Are you one of the more than 50% of Americans who does not have an estate plan? That’s right, more than half of all Americans have left no direction as to where they would like their assets to go after they pass away.
Estate planning IS for everyone. While thinking about death and what will happen to our things once we are gone is not something we love to do, science has proven that 100% of us will die at some point. If you leave no plan for your family, you won’t be harmed, but your loved ones will be left with the burden of figuring out your affairs while trudging through a costly and hectic probate process.

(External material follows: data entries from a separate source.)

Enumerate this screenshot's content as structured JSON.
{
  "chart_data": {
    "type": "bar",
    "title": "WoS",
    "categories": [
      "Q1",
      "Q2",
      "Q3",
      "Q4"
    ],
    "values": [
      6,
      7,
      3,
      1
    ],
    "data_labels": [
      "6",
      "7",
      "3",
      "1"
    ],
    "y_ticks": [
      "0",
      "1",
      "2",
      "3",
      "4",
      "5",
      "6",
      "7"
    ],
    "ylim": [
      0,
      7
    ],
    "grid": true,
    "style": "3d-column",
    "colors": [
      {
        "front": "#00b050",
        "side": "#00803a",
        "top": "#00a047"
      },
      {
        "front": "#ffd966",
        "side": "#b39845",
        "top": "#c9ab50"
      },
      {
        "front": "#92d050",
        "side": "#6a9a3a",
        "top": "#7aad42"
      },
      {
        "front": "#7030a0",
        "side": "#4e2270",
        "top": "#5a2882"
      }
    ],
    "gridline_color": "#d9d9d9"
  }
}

Without an estate plan, you give a court permission to decide who gets your assets and who will raise your children. If a court decided to divide your assets amongst your family members, would you trust all of your family members to handle your assets responsibly? A trust can help in this situation, as a trust allows you to dictate how assets can be used to make sure untrustworthy or incapable loved ones cannot handle their newly-acquired assets inappropriately. Do your loved ones know where they can find your assets? It is important to make sure this information is available to prevent a wild goose chase after you pass away.

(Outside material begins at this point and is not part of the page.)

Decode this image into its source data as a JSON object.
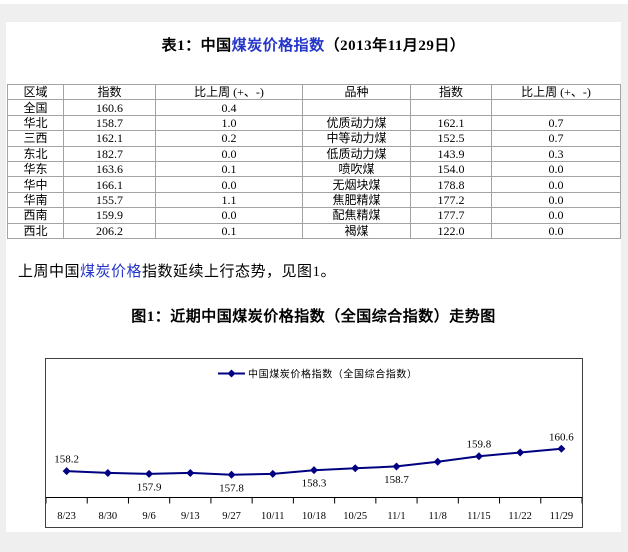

What about real estate – do you own valuable real estate that you hope to pass down through your family? Or let’s say you own valuable or cherished personal property such as antique furniture or family heirlooms. Family turmoil often results from a failure to designate specific beneficiaries for meaningful personal property.

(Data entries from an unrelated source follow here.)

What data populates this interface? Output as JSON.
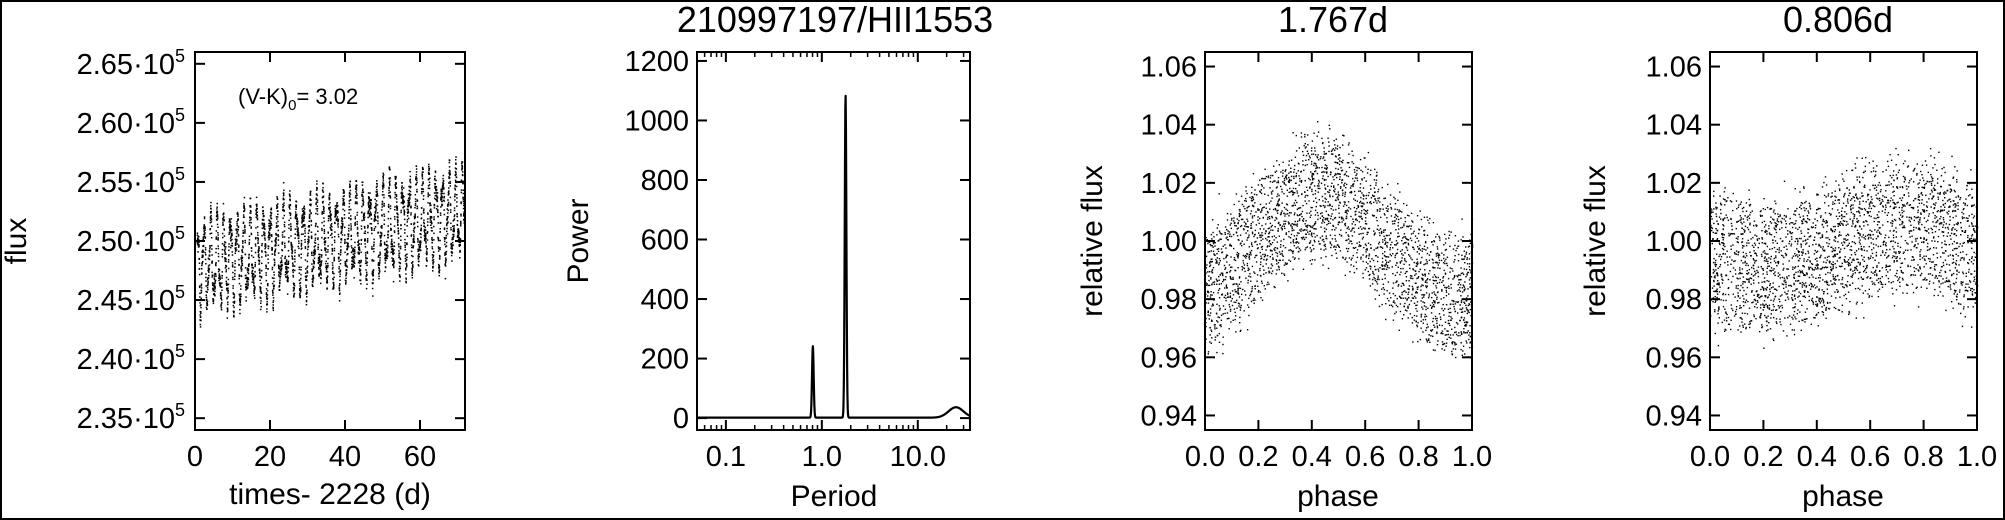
{
  "figure": {
    "title_main": "210997197/HII1553"
  },
  "chart_data": [
    {
      "type": "scatter",
      "panel": "light-curve",
      "title": "",
      "xlabel": "times- 2228 (d)",
      "ylabel": "flux",
      "annotation": "(V-K)₀= 3.02",
      "annotation_main": "(V-K)",
      "annotation_sub": "0",
      "annotation_value": "= 3.02",
      "xlim": [
        0,
        72
      ],
      "ylim": [
        234000,
        266000
      ],
      "x_ticks": [
        0,
        20,
        40,
        60
      ],
      "x_tick_labels": [
        "0",
        "20",
        "40",
        "60"
      ],
      "y_ticks": [
        235000,
        240000,
        245000,
        250000,
        255000,
        260000,
        265000
      ],
      "y_tick_mantissa": [
        "2.35",
        "2.40",
        "2.45",
        "2.50",
        "2.55",
        "2.60",
        "2.65"
      ],
      "y_tick_exp_base": "·10",
      "y_tick_exponent": "5",
      "trend": {
        "start": 248000,
        "end": 252500
      },
      "oscillations": [
        {
          "period_d": 1.767,
          "amplitude": 3200
        },
        {
          "period_d": 0.806,
          "amplitude": 1200
        }
      ]
    },
    {
      "type": "line",
      "panel": "periodogram",
      "title": "210997197/HII1553",
      "xlabel": "Period",
      "ylabel": "Power",
      "x_scale": "log",
      "xlim": [
        0.05,
        35
      ],
      "ylim": [
        -40,
        1230
      ],
      "x_ticks": [
        0.1,
        1.0,
        10.0
      ],
      "x_tick_labels": [
        "0.1",
        "1.0",
        "10.0"
      ],
      "y_ticks": [
        0,
        200,
        400,
        600,
        800,
        1000,
        1200
      ],
      "y_tick_labels": [
        "0",
        "200",
        "400",
        "600",
        "800",
        "1000",
        "1200"
      ],
      "peaks": [
        {
          "period": 0.806,
          "power": 240
        },
        {
          "period": 1.767,
          "power": 1085
        },
        {
          "period": 25.0,
          "power": 35
        }
      ]
    },
    {
      "type": "scatter",
      "panel": "phase-fold-1",
      "title": "1.767d",
      "xlabel": "phase",
      "ylabel": "relative flux",
      "xlim": [
        0.0,
        1.0
      ],
      "ylim": [
        0.935,
        1.065
      ],
      "x_ticks": [
        0.0,
        0.2,
        0.4,
        0.6,
        0.8,
        1.0
      ],
      "x_tick_labels": [
        "0.0",
        "0.2",
        "0.4",
        "0.6",
        "0.8",
        "1.0"
      ],
      "y_ticks": [
        0.94,
        0.96,
        0.98,
        1.0,
        1.02,
        1.04,
        1.06
      ],
      "y_tick_labels": [
        "0.94",
        "0.96",
        "0.98",
        "1.00",
        "1.02",
        "1.04",
        "1.06"
      ],
      "model": {
        "mean": 1.0,
        "amplitude": 0.017,
        "peak_phase": 0.43,
        "scatter": 0.011
      }
    },
    {
      "type": "scatter",
      "panel": "phase-fold-2",
      "title": "0.806d",
      "xlabel": "phase",
      "ylabel": "relative flux",
      "xlim": [
        0.0,
        1.0
      ],
      "ylim": [
        0.935,
        1.065
      ],
      "x_ticks": [
        0.0,
        0.2,
        0.4,
        0.6,
        0.8,
        1.0
      ],
      "x_tick_labels": [
        "0.0",
        "0.2",
        "0.4",
        "0.6",
        "0.8",
        "1.0"
      ],
      "y_ticks": [
        0.94,
        0.96,
        0.98,
        1.0,
        1.02,
        1.04,
        1.06
      ],
      "y_tick_labels": [
        "0.94",
        "0.96",
        "0.98",
        "1.00",
        "1.02",
        "1.04",
        "1.06"
      ],
      "model": {
        "mean": 1.0,
        "amplitude": 0.008,
        "peak_phase": 0.72,
        "scatter": 0.012
      }
    }
  ]
}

Further, who are the beneficiaries on your retirement and other financial accounts? Are they up to date? If you have gone through a divorce, have you removed your former spouse as a beneficiary? If not, your former spouse will still receive those assets even if he or she has no other rights to your other assets by virtue of the divorce.
In addition to distributing your assets, your estate plan will nominate individuals to make medical and financial decisions on your behalf if you become incapable of doing so. This process can become very tricky and stressful for your loved ones if you fail to appoint an individual to act on your behalf.
Establishing a basic estate plan is one simple gift that everyone can give to their loved ones.